There are also less significant types of variants. One late medieval manuscript, for example, is garbled in places where the scribe was copying from a page written in two columns but didn't notice and so copied straight across rather than down one whole column and then the other. Some scribes clearly copied Greek texts without actually knowing Greek. They simply drew what they saw, not knowing what the letters or words even meant. The mistakes made by these kinds of scribes were typically incomprehensible, writing letters or words incorrectly in a way that no longer means anything.

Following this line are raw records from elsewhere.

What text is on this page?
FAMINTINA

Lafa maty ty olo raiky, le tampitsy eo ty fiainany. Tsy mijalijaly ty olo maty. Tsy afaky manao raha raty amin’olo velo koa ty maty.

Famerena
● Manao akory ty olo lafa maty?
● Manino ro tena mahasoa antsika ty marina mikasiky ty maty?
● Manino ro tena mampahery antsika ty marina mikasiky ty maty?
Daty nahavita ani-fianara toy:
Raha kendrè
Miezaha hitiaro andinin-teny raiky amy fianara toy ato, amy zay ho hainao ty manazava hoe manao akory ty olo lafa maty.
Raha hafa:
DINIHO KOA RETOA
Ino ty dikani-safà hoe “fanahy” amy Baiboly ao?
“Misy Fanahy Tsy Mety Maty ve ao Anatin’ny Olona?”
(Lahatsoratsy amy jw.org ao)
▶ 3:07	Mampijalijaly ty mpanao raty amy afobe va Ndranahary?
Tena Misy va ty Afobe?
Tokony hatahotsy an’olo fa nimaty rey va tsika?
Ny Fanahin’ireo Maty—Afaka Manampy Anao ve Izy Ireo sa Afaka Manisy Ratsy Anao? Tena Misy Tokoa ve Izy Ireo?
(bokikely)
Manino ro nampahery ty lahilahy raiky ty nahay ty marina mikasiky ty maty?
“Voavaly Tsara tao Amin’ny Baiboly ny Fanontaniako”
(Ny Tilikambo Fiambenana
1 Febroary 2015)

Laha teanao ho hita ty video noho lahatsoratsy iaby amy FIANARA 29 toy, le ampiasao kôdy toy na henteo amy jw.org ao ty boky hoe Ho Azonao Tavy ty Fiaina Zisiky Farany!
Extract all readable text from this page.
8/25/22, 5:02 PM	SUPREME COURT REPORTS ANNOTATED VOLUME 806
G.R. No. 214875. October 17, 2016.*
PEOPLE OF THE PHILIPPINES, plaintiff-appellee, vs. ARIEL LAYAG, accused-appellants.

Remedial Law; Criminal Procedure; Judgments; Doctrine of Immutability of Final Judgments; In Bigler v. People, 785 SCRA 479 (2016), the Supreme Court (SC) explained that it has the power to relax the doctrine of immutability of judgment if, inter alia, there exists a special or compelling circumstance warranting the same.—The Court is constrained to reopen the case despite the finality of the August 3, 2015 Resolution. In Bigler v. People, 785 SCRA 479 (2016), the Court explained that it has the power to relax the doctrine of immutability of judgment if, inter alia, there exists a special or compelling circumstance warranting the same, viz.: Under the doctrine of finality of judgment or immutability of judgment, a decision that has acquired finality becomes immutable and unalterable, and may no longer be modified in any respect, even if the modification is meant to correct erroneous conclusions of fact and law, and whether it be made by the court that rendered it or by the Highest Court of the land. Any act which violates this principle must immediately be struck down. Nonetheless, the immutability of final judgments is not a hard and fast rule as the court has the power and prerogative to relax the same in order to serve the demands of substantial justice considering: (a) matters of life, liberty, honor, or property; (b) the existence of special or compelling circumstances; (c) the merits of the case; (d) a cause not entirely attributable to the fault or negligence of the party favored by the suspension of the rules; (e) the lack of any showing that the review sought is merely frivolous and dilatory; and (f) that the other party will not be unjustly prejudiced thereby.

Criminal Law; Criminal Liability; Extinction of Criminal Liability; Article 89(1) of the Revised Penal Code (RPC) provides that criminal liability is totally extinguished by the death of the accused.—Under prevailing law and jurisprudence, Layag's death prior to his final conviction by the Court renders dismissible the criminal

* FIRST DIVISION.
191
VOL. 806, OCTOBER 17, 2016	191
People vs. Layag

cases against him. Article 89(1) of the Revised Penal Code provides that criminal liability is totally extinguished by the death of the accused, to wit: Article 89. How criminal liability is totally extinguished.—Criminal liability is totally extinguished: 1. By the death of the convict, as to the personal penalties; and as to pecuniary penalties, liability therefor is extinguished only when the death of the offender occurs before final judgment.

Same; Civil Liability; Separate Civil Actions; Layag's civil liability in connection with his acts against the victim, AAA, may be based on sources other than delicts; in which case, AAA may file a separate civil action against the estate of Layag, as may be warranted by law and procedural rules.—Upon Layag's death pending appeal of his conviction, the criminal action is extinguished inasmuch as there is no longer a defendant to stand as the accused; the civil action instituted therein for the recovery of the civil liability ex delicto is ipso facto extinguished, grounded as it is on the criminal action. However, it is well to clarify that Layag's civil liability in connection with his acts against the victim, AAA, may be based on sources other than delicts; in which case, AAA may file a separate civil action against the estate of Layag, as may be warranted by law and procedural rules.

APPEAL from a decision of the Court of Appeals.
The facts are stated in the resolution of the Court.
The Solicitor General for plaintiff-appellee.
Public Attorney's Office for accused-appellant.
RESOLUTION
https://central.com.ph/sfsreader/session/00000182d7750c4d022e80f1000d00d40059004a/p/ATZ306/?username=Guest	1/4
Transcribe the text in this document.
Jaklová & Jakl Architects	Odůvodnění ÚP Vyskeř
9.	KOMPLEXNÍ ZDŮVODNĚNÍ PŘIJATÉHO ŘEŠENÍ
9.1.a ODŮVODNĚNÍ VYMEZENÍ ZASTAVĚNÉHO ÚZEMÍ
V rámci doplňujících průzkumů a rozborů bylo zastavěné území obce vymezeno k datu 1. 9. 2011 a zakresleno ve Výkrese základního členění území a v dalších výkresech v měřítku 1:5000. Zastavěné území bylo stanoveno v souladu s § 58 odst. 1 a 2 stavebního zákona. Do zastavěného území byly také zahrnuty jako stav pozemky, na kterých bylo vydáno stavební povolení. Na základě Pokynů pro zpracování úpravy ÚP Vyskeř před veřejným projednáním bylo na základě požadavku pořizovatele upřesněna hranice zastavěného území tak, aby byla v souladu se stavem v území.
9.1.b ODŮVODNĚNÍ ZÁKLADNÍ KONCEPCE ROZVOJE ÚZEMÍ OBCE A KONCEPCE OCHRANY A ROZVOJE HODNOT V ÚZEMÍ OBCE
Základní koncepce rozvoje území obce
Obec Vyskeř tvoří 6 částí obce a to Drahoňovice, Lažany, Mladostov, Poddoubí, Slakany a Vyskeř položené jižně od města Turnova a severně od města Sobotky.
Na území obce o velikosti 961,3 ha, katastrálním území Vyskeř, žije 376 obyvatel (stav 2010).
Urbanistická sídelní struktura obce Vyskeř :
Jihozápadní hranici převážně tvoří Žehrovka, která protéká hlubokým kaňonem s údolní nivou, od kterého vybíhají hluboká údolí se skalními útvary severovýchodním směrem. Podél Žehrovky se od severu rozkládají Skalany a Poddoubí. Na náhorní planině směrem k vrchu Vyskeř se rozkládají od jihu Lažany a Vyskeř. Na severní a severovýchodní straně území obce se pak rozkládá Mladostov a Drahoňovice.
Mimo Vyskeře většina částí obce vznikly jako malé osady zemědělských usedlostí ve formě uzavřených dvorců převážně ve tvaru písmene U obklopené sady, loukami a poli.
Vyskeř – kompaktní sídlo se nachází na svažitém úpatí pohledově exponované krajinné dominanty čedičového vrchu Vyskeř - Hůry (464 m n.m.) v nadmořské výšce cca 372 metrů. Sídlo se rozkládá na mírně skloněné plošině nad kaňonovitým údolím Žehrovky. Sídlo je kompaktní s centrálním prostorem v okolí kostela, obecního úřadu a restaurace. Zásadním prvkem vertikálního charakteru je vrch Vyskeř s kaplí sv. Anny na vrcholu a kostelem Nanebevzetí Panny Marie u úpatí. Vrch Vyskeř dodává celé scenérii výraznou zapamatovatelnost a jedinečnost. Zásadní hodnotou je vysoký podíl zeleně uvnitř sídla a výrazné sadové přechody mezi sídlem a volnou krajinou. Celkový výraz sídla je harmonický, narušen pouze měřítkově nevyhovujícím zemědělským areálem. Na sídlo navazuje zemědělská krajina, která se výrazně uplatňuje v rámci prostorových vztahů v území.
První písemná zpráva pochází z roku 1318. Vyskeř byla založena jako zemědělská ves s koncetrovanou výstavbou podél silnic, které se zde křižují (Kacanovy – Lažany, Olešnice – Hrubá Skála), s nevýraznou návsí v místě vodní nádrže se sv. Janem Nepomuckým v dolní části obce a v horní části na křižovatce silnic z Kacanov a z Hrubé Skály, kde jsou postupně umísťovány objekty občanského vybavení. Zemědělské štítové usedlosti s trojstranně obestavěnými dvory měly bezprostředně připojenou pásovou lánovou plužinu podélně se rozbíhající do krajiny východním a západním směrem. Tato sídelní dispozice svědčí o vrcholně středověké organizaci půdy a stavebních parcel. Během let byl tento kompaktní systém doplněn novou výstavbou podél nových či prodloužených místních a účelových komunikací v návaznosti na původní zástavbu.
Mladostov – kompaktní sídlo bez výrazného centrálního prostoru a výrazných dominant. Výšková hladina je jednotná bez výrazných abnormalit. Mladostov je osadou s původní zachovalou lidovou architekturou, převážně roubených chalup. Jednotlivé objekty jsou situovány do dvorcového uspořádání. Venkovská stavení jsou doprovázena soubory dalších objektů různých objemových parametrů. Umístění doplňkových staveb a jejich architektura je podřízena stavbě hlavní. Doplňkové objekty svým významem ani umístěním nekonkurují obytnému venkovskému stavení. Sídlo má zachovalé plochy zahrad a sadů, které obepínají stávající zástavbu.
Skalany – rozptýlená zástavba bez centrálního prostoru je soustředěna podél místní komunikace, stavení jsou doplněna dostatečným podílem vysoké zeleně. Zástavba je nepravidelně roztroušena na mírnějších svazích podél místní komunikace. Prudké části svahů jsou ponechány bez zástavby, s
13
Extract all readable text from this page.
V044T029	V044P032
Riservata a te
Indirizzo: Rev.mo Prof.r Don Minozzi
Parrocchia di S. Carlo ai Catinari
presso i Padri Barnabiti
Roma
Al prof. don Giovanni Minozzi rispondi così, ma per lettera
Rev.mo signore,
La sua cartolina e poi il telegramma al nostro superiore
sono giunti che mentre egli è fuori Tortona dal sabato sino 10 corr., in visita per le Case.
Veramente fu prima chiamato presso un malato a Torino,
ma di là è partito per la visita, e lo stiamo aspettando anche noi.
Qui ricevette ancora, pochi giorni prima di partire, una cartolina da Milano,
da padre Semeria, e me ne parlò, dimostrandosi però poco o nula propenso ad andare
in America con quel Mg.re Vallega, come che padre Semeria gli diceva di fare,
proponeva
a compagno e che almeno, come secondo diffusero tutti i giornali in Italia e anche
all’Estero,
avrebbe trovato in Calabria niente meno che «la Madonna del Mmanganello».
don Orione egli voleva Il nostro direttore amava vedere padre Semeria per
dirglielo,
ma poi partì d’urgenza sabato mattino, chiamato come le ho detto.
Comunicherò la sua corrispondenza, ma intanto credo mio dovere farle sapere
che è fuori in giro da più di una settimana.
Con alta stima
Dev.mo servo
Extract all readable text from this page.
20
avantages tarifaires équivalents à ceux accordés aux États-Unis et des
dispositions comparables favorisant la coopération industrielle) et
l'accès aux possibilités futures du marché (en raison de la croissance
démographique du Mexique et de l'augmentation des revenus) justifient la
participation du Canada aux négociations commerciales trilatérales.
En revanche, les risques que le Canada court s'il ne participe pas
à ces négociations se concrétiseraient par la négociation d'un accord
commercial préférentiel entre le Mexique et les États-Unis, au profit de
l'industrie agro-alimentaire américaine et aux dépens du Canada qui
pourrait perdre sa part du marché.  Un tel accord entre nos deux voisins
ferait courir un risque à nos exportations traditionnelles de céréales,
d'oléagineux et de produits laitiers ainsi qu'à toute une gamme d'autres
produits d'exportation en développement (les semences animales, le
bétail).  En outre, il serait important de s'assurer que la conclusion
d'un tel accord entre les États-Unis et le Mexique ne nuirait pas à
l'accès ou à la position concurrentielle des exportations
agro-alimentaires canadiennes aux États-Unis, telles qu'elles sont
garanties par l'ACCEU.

And, as anyone knows who has done any significant work copying or transcribing by hand, some copying errors simply defy explanation. While the list above is not exhaustive, it covers the vast majority and the most significant of the manuscript variants. From this, there are two things to note. The first is that, in almost every instance, the variant has no impact even on the meaning of the immediate text and certainly none of them change the meaning of the New Testament as a whole. Secondly, because we have not only such a large number of manuscripts but, even more importantly, such early manuscripts, we can reasonably compare the texts, identify the variants, and recognize the original. It is sometimes difficult work, but the task is not impossible. Nothing in the original has been lost. Where our manuscripts disagree, one of the readings is the original. The variants are a symptom of the remarkable way in which God has masterfully preserved his word.